Aggregation of Tau protein into neurofibrillary tangles is associated with the pathogenesis of Alzheimer's disease (AD) which has no cure yet. Clearing neurofibrillary tangles is one of major therapeutic strategies. Experimental studies reported that norepinephrine (NE) has the ability to disrupt Tau filament and cause Tau degradation. However, the underlying mechanism remains elusive.
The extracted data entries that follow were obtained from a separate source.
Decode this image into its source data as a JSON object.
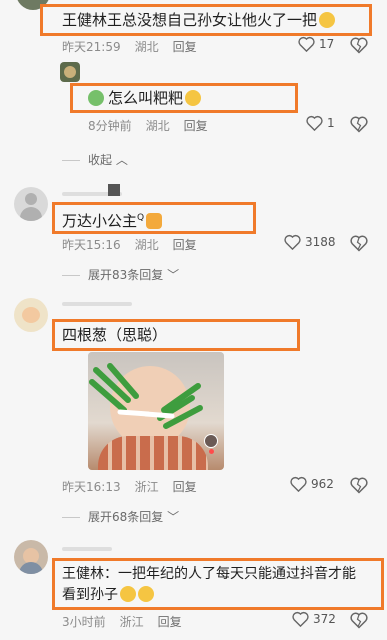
{
  "comments": [
    {
      "text": "王健林王总没想自己孙女让他火了一把",
      "time": "昨天21:59",
      "location": "湖北",
      "reply": "回复",
      "likes": "17",
      "replies": [
        {
          "name": "",
          "text": "怎么叫粑粑",
          "time": "8分钟前",
          "location": "湖北",
          "reply": "回复",
          "likes": "1"
        }
      ],
      "collapse": "收起"
    },
    {
      "text": "万达小公主",
      "time": "昨天15:16",
      "location": "湖北",
      "reply": "回复",
      "likes": "3188",
      "expand": "展开83条回复"
    },
    {
      "text": "四根葱（思聪）",
      "time": "昨天16:13",
      "location": "浙江",
      "reply": "回复",
      "likes": "962",
      "expand": "展开68条回复"
    },
    {
      "text_line1": "王健林：一把年纪的人了每天只能通过抖音才能",
      "text_line2": "看到孙子",
      "time": "3小时前",
      "location": "浙江",
      "reply": "回复",
      "likes": "372"
    }
  ],
  "icons": {
    "like": "heart-outline-icon",
    "dislike": "heart-broken-icon",
    "chevron": "chevron-icon"
  },
  "colors": {
    "highlight": "#f07a2a",
    "meta": "#8b8b8b"
  }
}
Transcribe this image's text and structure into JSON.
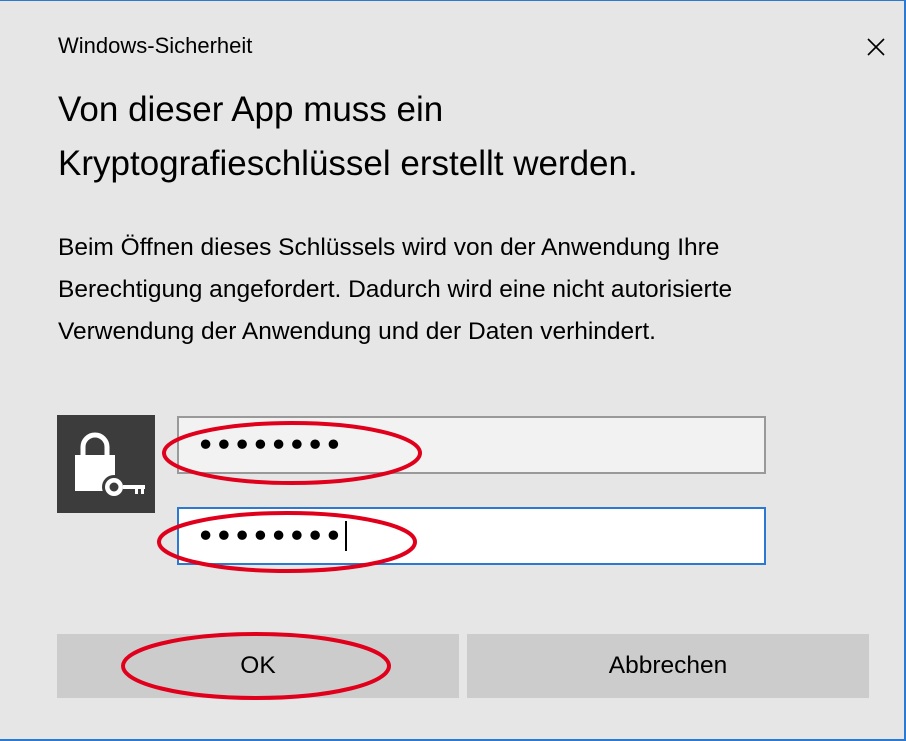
{
  "dialog": {
    "title": "Windows-Sicherheit",
    "close_icon": "close-icon",
    "heading_line1": "Von dieser App muss ein",
    "heading_line2": "Kryptografieschlüssel erstellt werden.",
    "description": "Beim Öffnen dieses Schlüssels wird von der Anwendung Ihre Berechtigung angefordert. Dadurch wird eine nicht autorisierte Verwendung der Anwendung und der Daten verhindert.",
    "key_icon": "lock-key-icon",
    "password_field": "••••••••",
    "confirm_password_field": "••••••••",
    "ok_label": "OK",
    "cancel_label": "Abbrechen"
  },
  "colors": {
    "dialog_background": "#e6e6e6",
    "accent_border": "#2b79d0",
    "button_background": "#cccccc",
    "icon_tile": "#3c3c3c",
    "highlight_ellipse": "#e0001b"
  },
  "annotations": {
    "highlight_markers": [
      "password-field",
      "confirm-password-field",
      "ok-button"
    ]
  }
}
Herein, we performed molecular dynamic simulations to investigate the influence of NE on the C-shaped Tau R3-R4 protofilament. Our simulations show that NE compound destabilizes Tau protofilament by mostly disrupting β6/β8 and altering the β2-β3 and β6-β7 angles. NE binds mainly with aromatic residues Y310/P312/H374/F378 through ππ stacking and charged residues E338/E342/D348/D358/E372 via hydrogen-bonding interactions. Our results, together with the findings that exercise can markedly increase NE level, suggest that exercise might be a potent therapy against AD. This study reveals the disruptive mechanism of Tau protofilament by NE molecules, which may provide new clues for AD drug candidate design.